It’s fun to see something interesting come from a search engine that isn’t one of the big names.
A new patent application from Become, Inc., looks at links in a different way, so that while links play a role in the rankings of pages, not every link holds the same value.
The summary of the patent points out some of the problems with on page factors analysis and link structure analysis. They also write about the “artificial web,” which involves the use of scripts to write:
…millions or billions of simple web pages that contain links to a few websites to be promoted. As the number of these artificial web pages can be comparable to that of the major portion of the real Web, the spammers can wield undue influence in manipulating the link structure of the entire Web, thereby affecting the computation of PageRank.
We’ve seen this “artificial web” as a significant issue recently with Google, as reported on Search Engine Watch in Google Yanks Sites 5 Billion Pages After Spam Complaint. Does Become.com have a solution to this type of problem?

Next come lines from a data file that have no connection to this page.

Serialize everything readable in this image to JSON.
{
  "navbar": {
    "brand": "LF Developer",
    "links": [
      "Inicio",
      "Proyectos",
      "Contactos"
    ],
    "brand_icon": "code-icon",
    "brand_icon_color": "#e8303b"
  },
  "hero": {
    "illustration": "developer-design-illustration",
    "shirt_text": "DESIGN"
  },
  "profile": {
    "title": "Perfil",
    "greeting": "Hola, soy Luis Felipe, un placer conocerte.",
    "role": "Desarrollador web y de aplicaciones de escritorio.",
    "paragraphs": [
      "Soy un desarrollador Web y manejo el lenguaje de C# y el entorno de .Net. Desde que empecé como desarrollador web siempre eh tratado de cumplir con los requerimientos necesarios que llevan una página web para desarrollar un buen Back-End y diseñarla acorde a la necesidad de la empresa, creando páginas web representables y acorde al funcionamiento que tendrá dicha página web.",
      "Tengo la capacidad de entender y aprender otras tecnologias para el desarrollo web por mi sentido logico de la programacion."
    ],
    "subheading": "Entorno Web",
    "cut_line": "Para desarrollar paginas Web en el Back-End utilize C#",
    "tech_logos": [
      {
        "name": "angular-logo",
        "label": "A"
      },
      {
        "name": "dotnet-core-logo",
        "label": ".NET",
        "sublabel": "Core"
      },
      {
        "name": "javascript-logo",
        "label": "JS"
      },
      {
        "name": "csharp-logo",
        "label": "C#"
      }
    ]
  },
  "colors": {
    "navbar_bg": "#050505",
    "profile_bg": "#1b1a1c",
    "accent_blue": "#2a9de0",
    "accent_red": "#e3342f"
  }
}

Method for assigning relative quality scores to a collection of linked documents
Inventors: Rohit Kaul, Marcin Kadluczka, Yeogirl Yun, and Seong-Gon Kim
Assigned to Become, Inc.
US Patent Application 20060143197
Pulished June 29, 2006
Filed December 23, 2005
A method for assigning relative quality scores to a collection of linked documents is presented. The method includes constructing a spring network according to a connectivity graph of a linked database and determining the strength of inter-nodal springs based on the link structure of the network and the displacements on end-nodes. The method may further include computing the displacements of the nodes in a spring network through an iterative process and obtaining the quality scores for documents from the converged displacements of nodes. The method may also include obtaining the relative quality scores for groups of documents. The method may further include assigning topic-specific quality scores to documents in a linked database.